Il avait bien changé, le petit Monsignore pétillant d’autrefois. Lui aussi avait pris de la majesté dans les bruissantes moires pourpres agréablement parfumées qui accompagnaient ses pas. Son visage était plus plein, mais il n’en avait que plus de charme. Ses beaux cheveux bruns encadraient harmonieusement sa physionomie fine, ornée d’une moustache soyeuse, et ses yeux noirs avaient quelque chose de caressant. On sentait que le sourire lui venait naturellement.
Ainsi pris à partie, il s’en tira en disant qu’il se sentait tout à fait indigne de trancher entre la Reine et sa plus ancienne amie. La Régente ne répondant rien, Marie, retenant des larmes de rage, déclara qu’il était en effet dans ses intentions d’aller revoir ses terres et ses gens mais qu’ensuite, elle reviendrait avec joie servir une souveraine qu’elle n’avait pas cessé d’aimer. Puis elle se retira.

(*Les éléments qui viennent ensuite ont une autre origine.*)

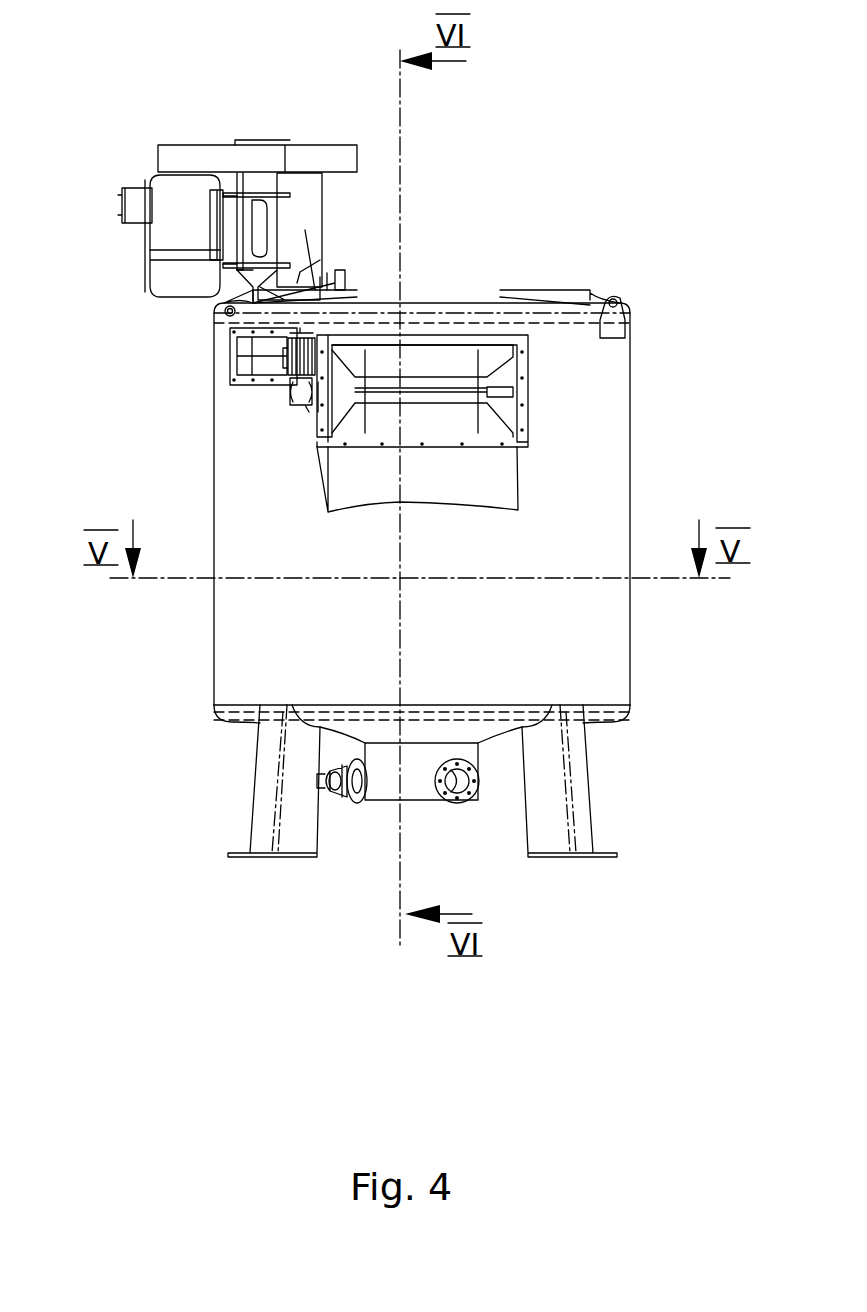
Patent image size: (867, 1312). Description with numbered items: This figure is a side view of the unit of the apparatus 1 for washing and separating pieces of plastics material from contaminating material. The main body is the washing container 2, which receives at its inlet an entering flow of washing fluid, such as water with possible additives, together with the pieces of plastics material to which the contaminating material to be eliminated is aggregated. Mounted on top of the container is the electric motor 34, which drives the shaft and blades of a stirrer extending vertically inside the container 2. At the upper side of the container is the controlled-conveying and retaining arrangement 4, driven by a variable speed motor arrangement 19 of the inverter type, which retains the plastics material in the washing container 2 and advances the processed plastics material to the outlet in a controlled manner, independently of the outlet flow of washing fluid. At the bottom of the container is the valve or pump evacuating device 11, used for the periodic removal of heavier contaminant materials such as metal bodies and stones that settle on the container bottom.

En réalité, les deux femmes ne se reconnaissaient plus. Marie n’arrivait pas à comprendre que l’Espagne eût cessé d’être la préoccupation majeure d’Anne et qu’elle n’était plus la même. Mère du Roi, en charge de la Régence et conseillée désormais par Mazarin, elle avait enfin compris qu’elle appartenait à la France. Surtout, elle voyait Marie avec d’autres yeux, ne trouvant plus en elle les agréments qui la charmaient jadis et qui, donc, avaient perdu leur pouvoir.
Le lendemain, accompagnée de Claude, la Duchesse se rendit à Dampierre qu’elle trouva plus séduisant que jamais, ce qui mit du baume à son cœur ulcéré. En outre, quelques surprises l’y attendaient. D’abord, son unique fils Charles de Luynes et son épouse. À vingt-trois ans, le jeune Duc ressemblait à son père, du moins physiquement : il était grand, beau mais, à la surprise de sa mère, manquait de la séduction dont Luynes avait fait sa meilleure arme. Sa physionomie était grave et il souriait rarement. Marie découvrit avec stupeur qu’il était pieux, et même dévot et que s’il avait élu domicile à Dampierre avec l’agrément de son beau-père alors que les châteaux de Luynes ou de Lésigny eussent été plus naturels, cela tenait à la proximité de l’abbaye de Port-Royal-des-Champs où les Solitaires étaient revenus[22]. Attiré par leur doctrine, le fils de Marie s’y rendait aussi souvent que possible.
Du même coup, la Duchesse fit connaissance de sa femme, Louise, fille du chancelier Séguier. Elle était relativement jolie encore que dans le genre insignifiant, mais aussi bigote que son mari : elle ne prit guère la peine de dissimuler l’espèce de répulsion que lui inspirait une belle-mère sulfureuse. Celle-ci s’en plaignit à son époux :
— Vais-je vraiment devoir vivre avec ces diseurs de patenôtres ? Mille tonnerres, mon ami, ils ne manquent pas de demeures où exercer leurs talents ! Que font-ils chez nous ?
Un peu embarrassé, Chevreuse, qui d’ailleurs avait de l’affection pour son beau-fils, expliqua que pour remettre un peu à flots ses finances toujours embrouillées, il lui avait vendu sa charge de Grand Fauconnier dont, avec un roi d’à peine cinq ans, il n’avait plus l’usage.